Once all the original digital data are properly quality-controlled, conditioned, and integrated after processing and imaging, 3-D rock and fluid properties can be reliably predicted from inversion. The next step in the workflow for holistic reservoir characterization is to build the reservoir model using those 3-D volumes of predicted rock and fluid parameters that reflect realistic spatial distribution and heterogeneity. Thanks to the leading-edge technology of calibrated prestack inversion and statistical approach, which generates a range of properties, reservoir simulation can be tested with different scenarios from a statistical solution for better history matching with production data.

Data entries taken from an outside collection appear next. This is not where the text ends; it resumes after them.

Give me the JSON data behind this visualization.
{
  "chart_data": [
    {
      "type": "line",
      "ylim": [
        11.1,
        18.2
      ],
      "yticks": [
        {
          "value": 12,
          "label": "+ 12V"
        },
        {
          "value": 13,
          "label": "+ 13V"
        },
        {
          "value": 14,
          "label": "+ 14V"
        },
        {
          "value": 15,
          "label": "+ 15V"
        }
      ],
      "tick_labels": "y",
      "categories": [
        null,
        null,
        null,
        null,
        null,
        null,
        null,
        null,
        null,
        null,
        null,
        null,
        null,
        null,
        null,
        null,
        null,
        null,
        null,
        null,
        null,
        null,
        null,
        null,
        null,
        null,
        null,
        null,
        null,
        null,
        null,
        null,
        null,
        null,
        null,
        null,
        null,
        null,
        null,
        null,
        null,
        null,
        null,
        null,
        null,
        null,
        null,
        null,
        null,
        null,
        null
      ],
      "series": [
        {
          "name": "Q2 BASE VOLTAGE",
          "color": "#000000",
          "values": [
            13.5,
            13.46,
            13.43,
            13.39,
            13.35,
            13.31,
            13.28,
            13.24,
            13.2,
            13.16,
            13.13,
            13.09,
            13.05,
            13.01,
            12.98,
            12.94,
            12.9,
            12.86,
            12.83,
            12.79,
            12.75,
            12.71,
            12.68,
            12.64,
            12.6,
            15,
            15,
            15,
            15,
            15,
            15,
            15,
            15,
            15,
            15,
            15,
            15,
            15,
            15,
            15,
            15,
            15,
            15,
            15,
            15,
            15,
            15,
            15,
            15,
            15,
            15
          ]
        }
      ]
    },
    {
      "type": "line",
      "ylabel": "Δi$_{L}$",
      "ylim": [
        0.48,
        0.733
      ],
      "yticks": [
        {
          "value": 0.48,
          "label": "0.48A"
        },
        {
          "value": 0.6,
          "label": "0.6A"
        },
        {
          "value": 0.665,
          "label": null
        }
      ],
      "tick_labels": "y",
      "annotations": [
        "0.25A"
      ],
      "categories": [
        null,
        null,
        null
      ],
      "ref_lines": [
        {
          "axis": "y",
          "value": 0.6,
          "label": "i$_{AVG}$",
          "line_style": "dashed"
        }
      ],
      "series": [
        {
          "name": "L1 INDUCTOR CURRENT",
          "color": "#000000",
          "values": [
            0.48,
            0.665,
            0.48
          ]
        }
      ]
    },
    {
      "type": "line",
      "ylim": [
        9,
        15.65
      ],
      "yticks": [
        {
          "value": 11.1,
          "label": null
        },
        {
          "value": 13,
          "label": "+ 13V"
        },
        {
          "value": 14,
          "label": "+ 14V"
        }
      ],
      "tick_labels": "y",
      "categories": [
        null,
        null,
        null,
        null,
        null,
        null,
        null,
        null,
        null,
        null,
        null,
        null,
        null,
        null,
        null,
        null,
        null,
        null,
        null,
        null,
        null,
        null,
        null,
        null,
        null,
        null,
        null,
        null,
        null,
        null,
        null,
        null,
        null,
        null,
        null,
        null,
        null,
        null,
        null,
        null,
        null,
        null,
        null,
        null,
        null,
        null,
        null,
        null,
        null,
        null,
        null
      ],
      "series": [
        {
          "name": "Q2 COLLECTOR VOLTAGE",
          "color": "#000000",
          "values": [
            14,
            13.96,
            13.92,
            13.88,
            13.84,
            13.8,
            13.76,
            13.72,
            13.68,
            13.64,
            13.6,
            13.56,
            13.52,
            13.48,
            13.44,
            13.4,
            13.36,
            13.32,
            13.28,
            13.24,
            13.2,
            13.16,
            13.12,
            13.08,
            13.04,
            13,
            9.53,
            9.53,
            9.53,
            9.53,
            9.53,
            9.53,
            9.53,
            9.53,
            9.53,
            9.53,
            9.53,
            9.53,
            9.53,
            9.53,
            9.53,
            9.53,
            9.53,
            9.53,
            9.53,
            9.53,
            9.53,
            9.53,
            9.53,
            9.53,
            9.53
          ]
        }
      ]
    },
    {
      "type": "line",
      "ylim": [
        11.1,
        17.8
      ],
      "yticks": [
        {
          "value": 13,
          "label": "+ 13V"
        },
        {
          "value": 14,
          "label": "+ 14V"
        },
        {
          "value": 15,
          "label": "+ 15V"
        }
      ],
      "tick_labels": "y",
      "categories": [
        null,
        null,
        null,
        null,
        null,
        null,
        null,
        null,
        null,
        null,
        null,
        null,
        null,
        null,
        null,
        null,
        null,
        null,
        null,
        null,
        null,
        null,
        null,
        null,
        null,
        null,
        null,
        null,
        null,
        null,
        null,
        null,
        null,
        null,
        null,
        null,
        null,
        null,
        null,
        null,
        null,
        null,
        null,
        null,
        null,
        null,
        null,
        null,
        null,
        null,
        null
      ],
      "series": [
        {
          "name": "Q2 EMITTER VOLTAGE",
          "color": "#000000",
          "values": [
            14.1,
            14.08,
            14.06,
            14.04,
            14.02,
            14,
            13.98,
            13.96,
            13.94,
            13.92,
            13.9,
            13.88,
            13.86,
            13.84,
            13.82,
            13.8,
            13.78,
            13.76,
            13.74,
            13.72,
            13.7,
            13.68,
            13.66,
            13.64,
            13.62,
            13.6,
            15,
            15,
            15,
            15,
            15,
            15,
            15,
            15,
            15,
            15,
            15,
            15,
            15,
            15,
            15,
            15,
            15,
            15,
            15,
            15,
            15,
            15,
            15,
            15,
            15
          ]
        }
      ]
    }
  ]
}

Furthermore, for better holistic reservoir characterization, 4-D seismic can be acquired to monitor the production and fluid front movement further refining the reservoir model for production and cash flow management as illustrated in Figure 3.

Conclusions

There are many tools and technologies to help reservoir characterization. The holistic approach starts with raw digital data, quality control, and rigorous data conditioning to ensure the data integrity before any processing and analysis. Next is the application of digital data fusion, such as calibrated prestack seismic inversion with well, geological, and production controls to accurately characterize the rock and fluid properties that truly represent the spatial distribution and the heterogeneity of a formation — 3-D subsurface models for reservoirs and surrounding rock formations to understand the geological setting. A detailed, realistic 3-D reservoir model can then be constructed for simulation and history matching to minimize the risk and maximize the production. Finally, the holistic reservoir characterization can employ 4-D seismic to monitor production and fluid flows, plan injection and infill wells, and detect any subsidence for well stability and damage control. This holistic reservoir characterization can be an invaluable methodology for E&P.